I’ll continue to be transparent about the mayor’s financial failings and her lack of respect for taxpayers: Linda Annis
Surrey, B.C. (July 14, 2026): Surrey First councillor and candidate for mayor Linda Annis says she will continue challenging Brenda Locke’s financial mismanagement of city tax dollars, in spite of Locke’s criticism at last night’s city council meeting.
“Mayor Locke hates financial transparency and when she gets called out about her lack of financial common sense, she wants to point the finger at everyone but herself,” said Annis. “Under Brenda Locke, the police transition is in year eight and she cut the police budget by $47 million, just when we needed our police the most. She spends $35,000 on each of her ‘big’ signs at city projects which are less about public information and more about election politics. She has cost homeowners an average of $1500 more in taxes during her term. Her legal and public relations fight with the provincial government over the police transition cost us $2 million, and her board’s politically motivated firing of the chief means taxpayers are on the hook for a severance that will cost at least $500,000.

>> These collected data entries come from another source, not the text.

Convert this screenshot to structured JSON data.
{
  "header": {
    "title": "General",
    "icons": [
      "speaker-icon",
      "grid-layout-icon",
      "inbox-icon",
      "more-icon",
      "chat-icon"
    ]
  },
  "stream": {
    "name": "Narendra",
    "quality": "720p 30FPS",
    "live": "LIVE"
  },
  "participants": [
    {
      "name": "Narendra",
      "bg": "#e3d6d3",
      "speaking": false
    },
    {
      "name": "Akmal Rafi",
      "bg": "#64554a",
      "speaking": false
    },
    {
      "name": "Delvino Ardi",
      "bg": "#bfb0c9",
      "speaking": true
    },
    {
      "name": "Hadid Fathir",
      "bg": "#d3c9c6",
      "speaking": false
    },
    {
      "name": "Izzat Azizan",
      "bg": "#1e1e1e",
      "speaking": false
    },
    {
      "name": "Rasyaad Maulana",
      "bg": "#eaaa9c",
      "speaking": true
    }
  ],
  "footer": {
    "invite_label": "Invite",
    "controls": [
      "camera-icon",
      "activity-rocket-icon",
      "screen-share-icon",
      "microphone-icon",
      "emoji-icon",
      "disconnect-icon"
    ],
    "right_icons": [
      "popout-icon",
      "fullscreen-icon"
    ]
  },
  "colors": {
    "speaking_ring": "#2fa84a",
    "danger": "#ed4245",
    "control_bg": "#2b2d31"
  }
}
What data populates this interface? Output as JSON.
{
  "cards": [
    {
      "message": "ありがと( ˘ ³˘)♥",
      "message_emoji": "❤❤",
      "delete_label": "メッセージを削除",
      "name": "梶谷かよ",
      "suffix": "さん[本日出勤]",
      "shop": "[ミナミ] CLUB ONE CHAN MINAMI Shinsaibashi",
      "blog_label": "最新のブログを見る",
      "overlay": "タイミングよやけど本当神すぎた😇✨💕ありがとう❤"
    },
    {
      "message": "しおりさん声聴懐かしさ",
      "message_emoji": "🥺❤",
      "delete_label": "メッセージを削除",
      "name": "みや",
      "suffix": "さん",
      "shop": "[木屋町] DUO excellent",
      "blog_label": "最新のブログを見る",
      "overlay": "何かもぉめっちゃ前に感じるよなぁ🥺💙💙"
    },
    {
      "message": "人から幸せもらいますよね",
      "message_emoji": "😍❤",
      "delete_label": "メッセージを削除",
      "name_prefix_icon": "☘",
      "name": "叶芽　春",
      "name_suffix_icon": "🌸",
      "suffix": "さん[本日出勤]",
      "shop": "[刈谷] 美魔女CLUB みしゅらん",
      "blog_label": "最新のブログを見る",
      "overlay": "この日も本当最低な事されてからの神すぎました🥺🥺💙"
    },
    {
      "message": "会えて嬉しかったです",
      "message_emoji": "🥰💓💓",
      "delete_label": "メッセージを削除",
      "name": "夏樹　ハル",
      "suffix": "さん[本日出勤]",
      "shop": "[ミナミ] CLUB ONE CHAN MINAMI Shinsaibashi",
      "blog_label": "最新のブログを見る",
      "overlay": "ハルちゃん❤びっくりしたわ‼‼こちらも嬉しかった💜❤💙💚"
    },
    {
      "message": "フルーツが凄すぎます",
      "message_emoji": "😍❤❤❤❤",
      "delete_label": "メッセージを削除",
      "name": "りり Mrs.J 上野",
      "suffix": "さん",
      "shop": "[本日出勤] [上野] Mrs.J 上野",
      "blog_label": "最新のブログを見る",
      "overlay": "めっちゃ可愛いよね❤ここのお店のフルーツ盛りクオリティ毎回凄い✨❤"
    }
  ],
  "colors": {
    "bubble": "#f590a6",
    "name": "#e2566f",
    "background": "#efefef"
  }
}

“Meanwhile, the Newton Recreation Centre is not an inch closer to being built after she literally moved it across the street even though the city spent millions on site prep at the original location. And her proposed 10,000-seat arena puts taxpayers on the hook for the whole thing because there isn’t a developer or private sector business willing to step up and take it on. Now it turns out the mayor’s famous arena land swap is a scandal costing taxpayers because she swapped valuable light industrial land and a fully leased shopping mall for land that was valued at less than the city properties. And this short list of financial failures by the mayor is just the tip of the costly financial iceberg representing Brenda Locke’s time as mayor.”
Annis said she will continue to shed light on Locke’s cost to taxpayers.
“As we head to the October election, we can expect Mayor Locke to react, but the facts are clear. She has been a financial burden and four years of Brenda Locke is more than enough,” added Annis. “I have called for an auditor general multiple times, and every time I suggest it, the mayor turns it down because having independent eyes on our city’s finances and decisions by the mayor makes her nervous.”
Annis has called for a complete core review of every city expenditure and program, and she has committed to no residential or property tax increase in 2027.